Pourquoi les allergies alimentaires d’un enfant provoqueraient-elles ces symptômes chez un parent ou un tuteur ? C’est aussi simple, mais aussi complexe, que le stress et l’anxiété. Pour ceux qui ne le connaissent pas, cela ne semble pas correspondre. Qu’est-ce qui est stressant ou anxiogène dans le fait d’élever un enfant souffrant d’allergies alimentaires ?

La réponse réside aussi bien dans le connu que dans l’inconnu. En tant que parent d’un enfant souffrant d’allergies alimentaires, je sais que celles-ci peuvent mettre sa vie en danger. Je sais qu’il suffit que la plus petite particule de l’allergène incriminé pénètre dans ses yeux, son nez ou sa bouche pour provoquer une réaction. Je sais qu’il est autour de la nourriture à chaque repas, à l’heure des collations, lors de réunions sociales, en classe, lors d’événements et de compétitions sportifs, lors de réunions religieuses, en famille et maintenant, lorsqu’il sort avec des amis et qu’il sort pour manger. Ensuite, il y a l’inconnu. Où se cache cet allergène ? Oubliera-t-il de prendre son épinéphrine avec lui ? L’administrera-t-il assez vite ? Est-ce que quelqu’un l’aidera à lui administrer l’épinéphrine s’il a besoin d’aide et que je ne suis pas là ? Lira-t-il chaque étiquette à chaque fois ? Respectera-t-il toutes les directives que nous avons mises en place pour le protéger ? Le serveur ou la serveuse communiquera-t-il correctement son allergène à la cuisine ? Le chef va-t-il lire toutes les étiquettes et surveiller les contacts croisés lors de la préparation de son assiette ?

Il suffit d’une bouchée. Une bouchée de la mauvaise nourriture. Une morsure qui pourrait mettre la vie en danger. Lorsque la nourriture peut tuer, il s’agit d’une épreuve que non seulement l’individu assume, mais aussi le parent ou le soignant. Beaucoup d’entre nous ont découvert la théorie de la hiérarchie des besoins de Maslow au cours de nos années d’école. La hiérarchie de Maslow est discutée dans la théorie de la psychologie de la motivation qui comprend un modèle à plusieurs niveaux des besoins humains fondamentaux. Les cinq niveaux partent du niveau le plus bas et des besoins physiologiques les plus fondamentaux tels que la nourriture, l’eau et la sécurité. À partir de là, en montant dans la pyramide, on trouve les besoins de sécurité, d’amour et d’appartenance, d’estime et de réalisation de soi. Que l’on soit d’accord avec sa hiérarchie des besoins et la théorie qui la sous-tend, on peut supposer que la plupart des gens conviendraient que les besoins physiologiques sont fondamentaux pour notre survie quotidienne, suivis de près par notre sécurité. Que se passe-t-il lorsque deux des besoins fondamentaux satisfaits constituent une menace quotidienne pour la vie ? Besoins à la fois physiologiques et de sécurité. Chaque bouchée. Tous les repas.
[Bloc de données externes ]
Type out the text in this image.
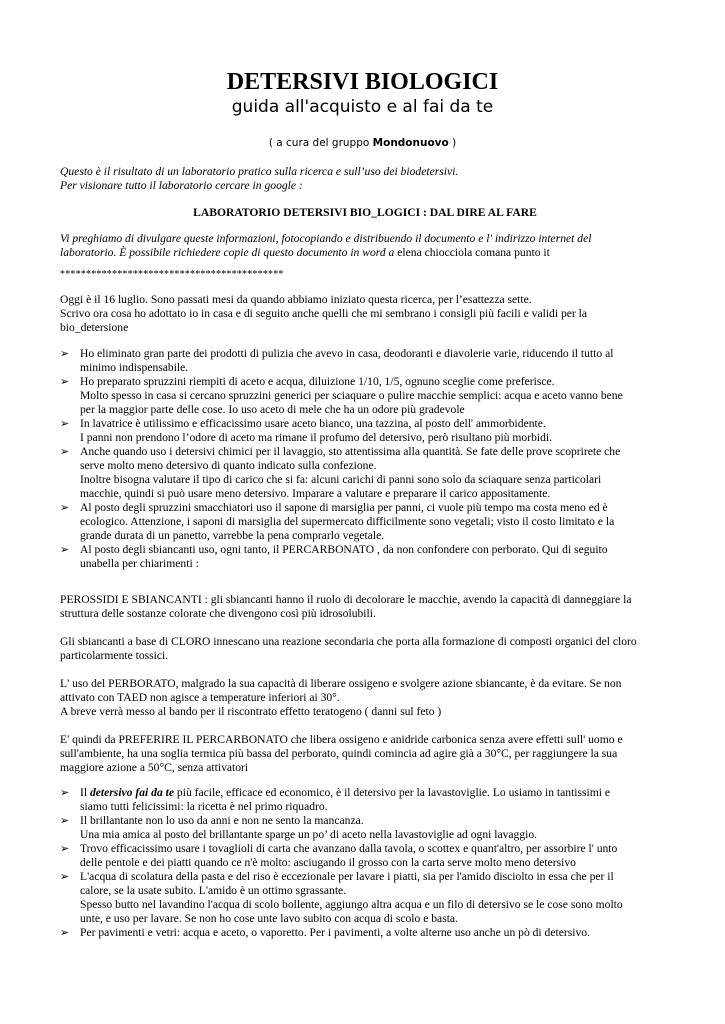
DETERSIVI BIOLOGICI
guida all'acquisto e al fai da te
( a cura del gruppo Mondonuovo )
Questo è il risultato di un laboratorio pratico sulla ricerca e sull’uso dei biodetersivi.
Per visionare tutto il laboratorio cercare in google :
LABORATORIO DETERSIVI BIO_LOGICI : DAL DIRE AL FARE
Vi preghiamo di divulgare queste informazioni, fotocopiando e distribuendo il documento e l' indirizzo internet del
laboratorio. È possibile richiedere copie di questo documento in word a elena chiocciola comana punto it
*******************************************
Oggi è il 16 luglio. Sono passati mesi da quando abbiamo iniziato questa ricerca, per l’esattezza sette.
Scrivo ora cosa ho adottato io in casa e di seguito anche quelli che mi sembrano i consigli più facili e validi per la
bio_detersione
➢ Ho eliminato gran parte dei prodotti di pulizia che avevo in casa, deodoranti e diavolerie varie, riducendo il tutto al
minimo indispensabile.
➢ Ho preparato spruzzini riempiti di aceto e acqua, diluizione 1/10, 1/5, ognuno sceglie come preferisce.
Molto spesso in casa si cercano spruzzini generici per sciaquare o pulire macchie semplici: acqua e aceto vanno bene
per la maggior parte delle cose. Io uso aceto di mele che ha un odore più gradevole
➢ In lavatrice è utilissimo e efficacissimo usare aceto bianco, una tazzina, al posto dell' ammorbidente.
I panni non prendono l’odore di aceto ma rimane il profumo del detersivo, però risultano più morbidi.
➢ Anche quando uso i detersivi chimici per il lavaggio, sto attentissima alla quantità. Se fate delle prove scoprirete che
serve molto meno detersivo di quanto indicato sulla confezione.
Inoltre bisogna valutare il tipo di carico che si fa: alcuni carichi di panni sono solo da sciaquare senza particolari
macchie, quindi si può usare meno detersivo. Imparare a valutare e preparare il carico appositamente.
➢ Al posto degli spruzzini smacchiatori uso il sapone di marsiglia per panni, ci vuole più tempo ma costa meno ed è
ecologico. Attenzione, i saponi di marsiglia del supermercato difficilmente sono vegetali; visto il costo limitato e la
grande durata di un panetto, varrebbe la pena comprarlo vegetale.
➢ Al posto degli sbiancanti uso, ogni tanto, il PERCARBONATO , da non confondere con perborato. Qui di seguito
unabella per chiarimenti :
PEROSSIDI E SBIANCANTI : gli sbiancanti hanno il ruolo di decolorare le macchie, avendo la capacità di danneggiare la
struttura delle sostanze colorate che divengono così più idrosolubili.
Gli sbiancanti a base di CLORO innescano una reazione secondaria che porta alla formazione di composti organici del cloro
particolarmente tossici.
L' uso del PERBORATO, malgrado la sua capacità di liberare ossigeno e svolgere azione sbiancante, è da evitare. Se non
attivato con TAED non agisce a temperature inferiori ai 30°.
A breve verrà messo al bando per il riscontrato effetto teratogeno ( danni sul feto )
E' quindi da PREFERIRE IL PERCARBONATO che libera ossigeno e anidride carbonica senza avere effetti sull' uomo e
sull'ambiente, ha una soglia termica più bassa del perborato, quindi comincia ad agire già a 30°C, per raggiungere la sua
maggiore azione a 50°C, senza attivatori
➢ Il detersivo fai da te più facile, efficace ed economico, è il detersivo per la lavastoviglie. Lo usiamo in tantissimi e
siamo tutti felicissimi: la ricetta è nel primo riquadro.
➢ Il brillantante non lo uso da anni e non ne sento la mancanza.
Una mia amica al posto del brillantante sparge un po’ di aceto nella lavastoviglie ad ogni lavaggio.
➢ Trovo efficacissimo usare i tovaglioli di carta che avanzano dalla tavola, o scottex e quant'altro, per assorbire l' unto
delle pentole e dei piatti quando ce n'è molto: asciugando il grosso con la carta serve molto meno detersivo
➢ L'acqua di scolatura della pasta e del riso è eccezionale per lavare i piatti, sia per l'amido disciolto in essa che per il
calore, se la usate subito. L'amido è un ottimo sgrassante.
Spesso butto nel lavandino l'acqua di scolo bollente, aggiungo altra acqua e un filo di detersivo se le cose sono molto
unte, e uso per lavare. Se non ho cose unte lavo subito con acqua di scolo e basta.
➢ Per pavimenti e vetri: acqua e aceto, o vaporetto. Per i pavimenti, a volte alterne uso anche un pò di detersivo.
Je me souviens qu’après les premières réactions anaphylactiques de mon fils et les multiples diagnostics qui ont suivi, je me suis senti paralysé. Comment allais-je prendre soin de lui ? Comment et qu’allais-je lui donner à manger ? Comment allais-je à la fois le nourrir et le protéger ? Peut-être plus important encore, comment allais-je lui apprendre à se nourrir et à se protéger ?

La première chose que moi-même et chacun de mes enfants faisons lorsque nous commençons à nous sentir stressés ou anxieux est de nous concentrer sur notre respiration. Une respiration profonde et lente en comptant jusqu’à 4, et une expiration tout aussi forte et lente en comptant jusqu’à 4. Nous faisons cela jusqu’à ce que nous ressentions un sentiment de calme et que les symptômes de stress ou d’anxiété commencent à s’atténuer.
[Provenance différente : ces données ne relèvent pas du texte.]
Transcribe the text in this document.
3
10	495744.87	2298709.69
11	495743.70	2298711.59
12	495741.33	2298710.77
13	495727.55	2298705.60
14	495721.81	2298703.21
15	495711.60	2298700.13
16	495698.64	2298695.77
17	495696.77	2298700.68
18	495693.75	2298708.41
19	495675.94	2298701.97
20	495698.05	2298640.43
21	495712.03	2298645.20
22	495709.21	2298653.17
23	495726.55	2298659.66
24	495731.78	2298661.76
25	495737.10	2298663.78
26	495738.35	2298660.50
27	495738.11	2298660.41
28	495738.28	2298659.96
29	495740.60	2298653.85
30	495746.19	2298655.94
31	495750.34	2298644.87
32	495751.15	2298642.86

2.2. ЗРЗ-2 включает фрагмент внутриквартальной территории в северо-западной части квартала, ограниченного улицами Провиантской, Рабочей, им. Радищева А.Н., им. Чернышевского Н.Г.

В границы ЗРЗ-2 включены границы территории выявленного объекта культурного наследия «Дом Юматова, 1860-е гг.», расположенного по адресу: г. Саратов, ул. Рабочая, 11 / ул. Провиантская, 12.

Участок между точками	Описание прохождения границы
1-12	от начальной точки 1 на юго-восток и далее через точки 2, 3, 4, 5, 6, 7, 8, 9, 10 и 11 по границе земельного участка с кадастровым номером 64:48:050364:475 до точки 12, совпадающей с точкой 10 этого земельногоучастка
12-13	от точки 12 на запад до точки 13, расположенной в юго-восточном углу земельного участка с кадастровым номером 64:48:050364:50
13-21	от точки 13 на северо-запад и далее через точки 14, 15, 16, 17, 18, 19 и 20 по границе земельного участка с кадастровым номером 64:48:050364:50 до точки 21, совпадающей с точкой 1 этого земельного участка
Ensuite, nous abordons étape par étape la tâche à accomplir. S’il s’agit de préparer un repas, nous trouverons un ingrédient hypoallergénique à la fois jusqu’à ce que nous ayons les ingrédients pour le repas. Cela peut sembler un jeu d’enfant pour certains, mais lorsqu’il s’agit de gérer une allergie anaphylactique à l’ail, par exemple, comme nous le faisons, il est difficile de trouver quelque chose d’aussi simple que du ketchup. L’ail ne fait pas partie des neuf principaux allergènes et n’est pas couvert par les lois sur l’étiquetage. Il est souvent caché dans les étiquettes sous « arôme naturel », « épices » ou « assaisonnements ».
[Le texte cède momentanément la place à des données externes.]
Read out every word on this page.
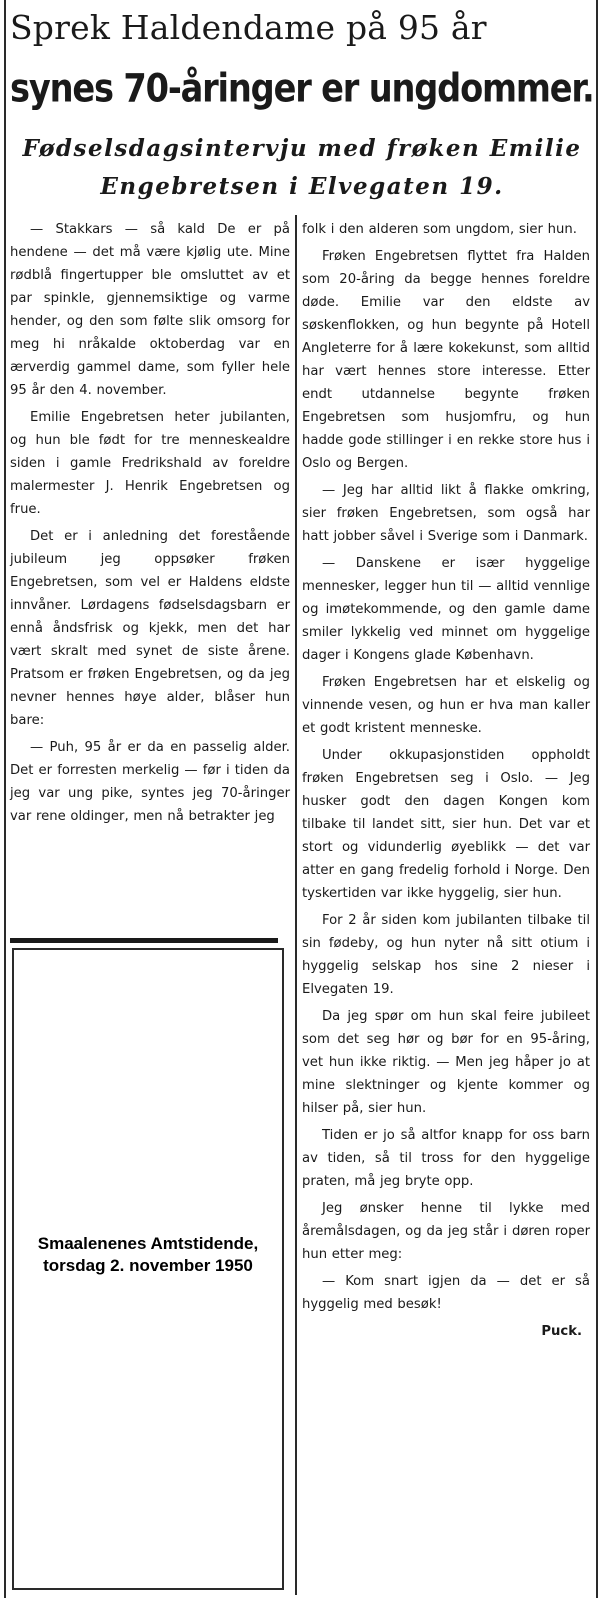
Sprek Haldendame på 95 år
synes 70-åringer er ungdommer.
Fødselsdagsintervju med frøken Emilie
Engebretsen i Elvegaten 19.

— Stakkars — så kald De er på hendene — det må være kjølig ute. Mine rødblå fingertupper ble omsluttet av et par spinkle, gjennemsiktige og varme hender, og den som følte slik omsorg for meg hi nråkalde oktoberdag var en ærverdig gammel dame, som fyller hele 95 år den 4. november.

Emilie Engebretsen heter jubilanten, og hun ble født for tre menneskealdre siden i gamle Fredrikshald av foreldre malermester J. Henrik Engebretsen og frue.

Det er i anledning det forestående jubileum jeg oppsøker frøken Engebretsen, som vel er Haldens eldste innvåner. Lørdagens fødselsdagsbarn er ennå åndsfrisk og kjekk, men det har vært skralt med synet de siste årene. Pratsom er frøken Engebretsen, og da jeg nevner hennes høye alder, blåser hun bare:

— Puh, 95 år er da en passelig alder. Det er forresten merkelig — før i tiden da jeg var ung pike, syntes jeg 70-åringer var rene oldinger, men nå betrakter jeg

Smaalenenes Amtstidende,
torsdag 2. november 1950

folk i den alderen som ungdom, sier hun.

Frøken Engebretsen flyttet fra Halden som 20-åring da begge hennes foreldre døde. Emilie var den eldste av søskenflokken, og hun begynte på Hotell Angleterre for å lære kokekunst, som alltid har vært hennes store interesse. Etter endt utdannelse begynte frøken Engebretsen som husjomfru, og hun hadde gode stillinger i en rekke store hus i Oslo og Bergen.

— Jeg har alltid likt å flakke omkring, sier frøken Engebretsen, som også har hatt jobber såvel i Sverige som i Danmark.

— Danskene er især hyggelige mennesker, legger hun til — alltid vennlige og imøtekommende, og den gamle dame smiler lykkelig ved minnet om hyggelige dager i Kongens glade København.

Frøken Engebretsen har et elskelig og vinnende vesen, og hun er hva man kaller et godt kristent menneske.

Under okkupasjonstiden oppholdt frøken Engebretsen seg i Oslo. — Jeg husker godt den dagen Kongen kom tilbake til landet sitt, sier hun. Det var et stort og vidunderlig øyeblikk — det var atter en gang fredelig forhold i Norge. Den tyskertiden var ikke hyggelig, sier hun.

For 2 år siden kom jubilanten tilbake til sin fødeby, og hun nyter nå sitt otium i hyggelig selskap hos sine 2 nieser i Elvegaten 19.

Da jeg spør om hun skal feire jubileet som det seg hør og bør for en 95-åring, vet hun ikke riktig. — Men jeg håper jo at mine slektninger og kjente kommer og hilser på, sier hun.

Tiden er jo så altfor knapp for oss barn av tiden, så til tross for den hyggelige praten, må jeg bryte opp.

Jeg ønsker henne til lykke med åremålsdagen, og da jeg står i døren roper hun etter meg:

— Kom snart igjen da — det er så hyggelig med besøk!

Puck.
Ensuite, nous passons à d’autres obstacles. Il s’agit peut-être de dîner au restaurant ou de participer à un camp religieux d’été de plusieurs jours pendant la nuit. Nous avons réussi les deux choses. Comment avons-nous fait ça? Comment avons-nous géré notre stress et notre anxiété, tant pour mon fils en tant qu’individu que pour moi-même en tant que soignant et parent ? Juste une étape à la fois. Examinez la situation, décomposez-la en premières étapes nécessaires et faites une seule chose à la fois.

Enfin, nous ne serons peut-être pas en mesure de prendre les mesures traditionnelles pour écarter les obstacles, mais nous pouvons examiner une situation et déterminer : « Comment puis-je procéder différemment ? » Vivre une vie entière et bien remplie avec un aliment. l’allergie aura parfois un aspect différent, et ce n’est pas grave. Comment mon fils peut-il manger en toute sécurité dans un fast-food alors qu’il semble que tout contient directement son allergène. L’ail est présent dans la plupart des aliments frits tels que les nuggets de poulet, et oubliez une friteuse partagée. Et le ketchup et la sauce barbecue ? Ceux-là aussi sont sortis. Sauce à pizza et autres épices sur la croûte de notre pizzeria locale ? Plein d’ail. Nous nous arrêtons, respirons intentionnellement et trouvons un seul endroit où il ne peut avoir qu’une seule chose. Pour lui, il s’agissait de crêpes nature dans un restaurant axé sur le petit-déjeuner, ou d’un hamburger nature dans un fast-food. Il a pu participer à une sortie en famille et également déguster un hamburger. Le sien avait juste l’air différent, sans quelques condiments.

Qu’ont en commun toutes ces mesures qui nous aident, mon fils et moi-même, à surmonter le stress et l’anxiété ? Contrôle. On reprend petit à petit le contrôle. Tout le monde ressent du stress à un degré ou à un autre. Il y aura toujours des inconnues contre lesquelles nous ne pouvons rien faire. Cependant, nous nous concentrons sur ce sur quoi nous avons un contrôle et nous avançons étape par étape.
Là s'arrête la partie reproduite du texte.